January 2008 was an exception to the January Effect. January 2009 seems to be riding it very well.
Wikipedia defines it as: The tendency of the stock market to rise between December 31 and the end of the first week in January. Theories for why this happens surround investors choosing to sell some of their stock right before the end of the year in order to claim a capital loss for tax purposes. Once the tax calendar rolls over to a new year on January 1st these same investors quickly reinvest their money in the market, causing stock prices to rise.
Some extrapolate the January effect for the whole month of January, using the pattern that if the markets start up in January and end January on a high note that it will be a good year. While this has been true more often than not, for investors to wait until the end of January to test the pattern, then jump in, I'd surmise that most of their potential gain is seriously missed!
Now we factor in President Elect Obama. New face, potential for change after 8 years should spike the market. Taking office right in the middle of January. The huge stimulus package planned for his arrival is already driving up the share price of shipping, construction companies, and other infrastructure plays. His list of friendly to has grown rapidly and alternative energy, network infrastructure, etc, continues to attract interest as well. The list covers many things and it's reach is broad.
Can Obama get this budget busting package past the Republicans? I think so. They don't dare beat down hope for the minions. Will the huge spending play spark inflation? Possibly, printing money generally causes inflation. The Fed seems ready to throttle if needed, but the balance of recession and inflation has them holding the throttle open and the valves turn slowly. Can they cut off the steam fast enough if needed? I'm surprised at how willing foreign investors are snapping up T-bills despite the inflation risk. A year ago, there was fear that foreign investors would dump t-bills, but they were the first place the investors ran when the chips were down. The effects of inflation are for another topic.
Assume the infrastucture package passes, January ends on a high note, and investors are smiling. Corporate reports, (past history), come out with no sign of "immediate" improvement. Investors get depressed and impatient. Do we crash back down to earth, losing the January gains, then build back up again over a longer period of time, or do we hold what we have gained and just tread for a few months? Then Alt-A's hit the news, more quarterly reports, more unemployement reports???? Will investors realize that the stimulus money will need time to get into the system, projects to be planned, engineering plans made, people hired, materials ordered, materials delivered, end of quarter reports written, ships sailing, trucks hitting the roads, toot-toot, raise the draw-bridge, oops can't it's under construction?
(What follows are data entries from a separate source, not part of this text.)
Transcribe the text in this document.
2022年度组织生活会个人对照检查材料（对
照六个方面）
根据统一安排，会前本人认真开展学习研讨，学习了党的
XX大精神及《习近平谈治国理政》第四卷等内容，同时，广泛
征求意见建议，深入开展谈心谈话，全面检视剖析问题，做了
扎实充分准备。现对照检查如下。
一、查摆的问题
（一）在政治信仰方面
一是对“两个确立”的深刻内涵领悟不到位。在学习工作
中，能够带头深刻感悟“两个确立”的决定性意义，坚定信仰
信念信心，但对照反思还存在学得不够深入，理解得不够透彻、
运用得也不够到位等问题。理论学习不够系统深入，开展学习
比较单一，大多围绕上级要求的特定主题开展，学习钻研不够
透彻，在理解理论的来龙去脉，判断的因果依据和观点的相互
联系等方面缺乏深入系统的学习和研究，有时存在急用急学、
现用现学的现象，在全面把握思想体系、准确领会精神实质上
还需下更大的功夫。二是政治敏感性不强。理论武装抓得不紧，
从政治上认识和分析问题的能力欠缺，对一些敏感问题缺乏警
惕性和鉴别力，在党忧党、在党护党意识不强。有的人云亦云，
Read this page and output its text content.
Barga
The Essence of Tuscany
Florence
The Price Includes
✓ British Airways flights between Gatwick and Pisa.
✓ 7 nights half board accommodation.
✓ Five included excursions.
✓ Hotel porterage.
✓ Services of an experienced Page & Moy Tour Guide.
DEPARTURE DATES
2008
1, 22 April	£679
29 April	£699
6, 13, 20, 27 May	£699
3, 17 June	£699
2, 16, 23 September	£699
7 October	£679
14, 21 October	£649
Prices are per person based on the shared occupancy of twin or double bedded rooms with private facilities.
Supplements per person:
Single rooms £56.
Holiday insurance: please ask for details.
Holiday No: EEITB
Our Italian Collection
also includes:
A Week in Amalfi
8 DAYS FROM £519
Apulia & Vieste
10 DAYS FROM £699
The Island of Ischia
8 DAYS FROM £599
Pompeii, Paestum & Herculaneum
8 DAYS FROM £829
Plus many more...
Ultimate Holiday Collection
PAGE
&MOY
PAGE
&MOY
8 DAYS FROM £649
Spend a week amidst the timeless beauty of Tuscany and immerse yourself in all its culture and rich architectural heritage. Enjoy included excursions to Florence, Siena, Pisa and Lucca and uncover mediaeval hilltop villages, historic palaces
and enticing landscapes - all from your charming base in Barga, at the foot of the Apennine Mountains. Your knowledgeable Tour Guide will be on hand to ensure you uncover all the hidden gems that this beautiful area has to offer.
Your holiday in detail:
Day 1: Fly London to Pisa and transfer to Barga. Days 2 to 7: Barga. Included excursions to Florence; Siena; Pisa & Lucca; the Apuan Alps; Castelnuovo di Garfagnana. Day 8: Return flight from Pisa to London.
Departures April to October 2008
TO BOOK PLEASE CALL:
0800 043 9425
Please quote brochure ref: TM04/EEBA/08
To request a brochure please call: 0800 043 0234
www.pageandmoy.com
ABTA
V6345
I'm hoping that we stagger upward, slowly, deliberately, and responsibly, but I'm looking for bargains still. Fear, greed, impatience. The stock market is not rationale, but I don't believe it has ever been this irrationale. Will the groundhog see it's shadow in Feb? If so, put up some solar panels over his hole.
Buyers, sellers, Rolaids ready. Jan-bama may just be one of the biggest, baddest roller coasters out there. Untested, put together in sections, not engineered, but lego'd together.
Good luck! Good investors use to not need a lot of "luck". Good luck in a normal market is just a gesture of camaraderie, but folks, this isn't a "normal market", and I'll take all of the luck I can get and wish you the same!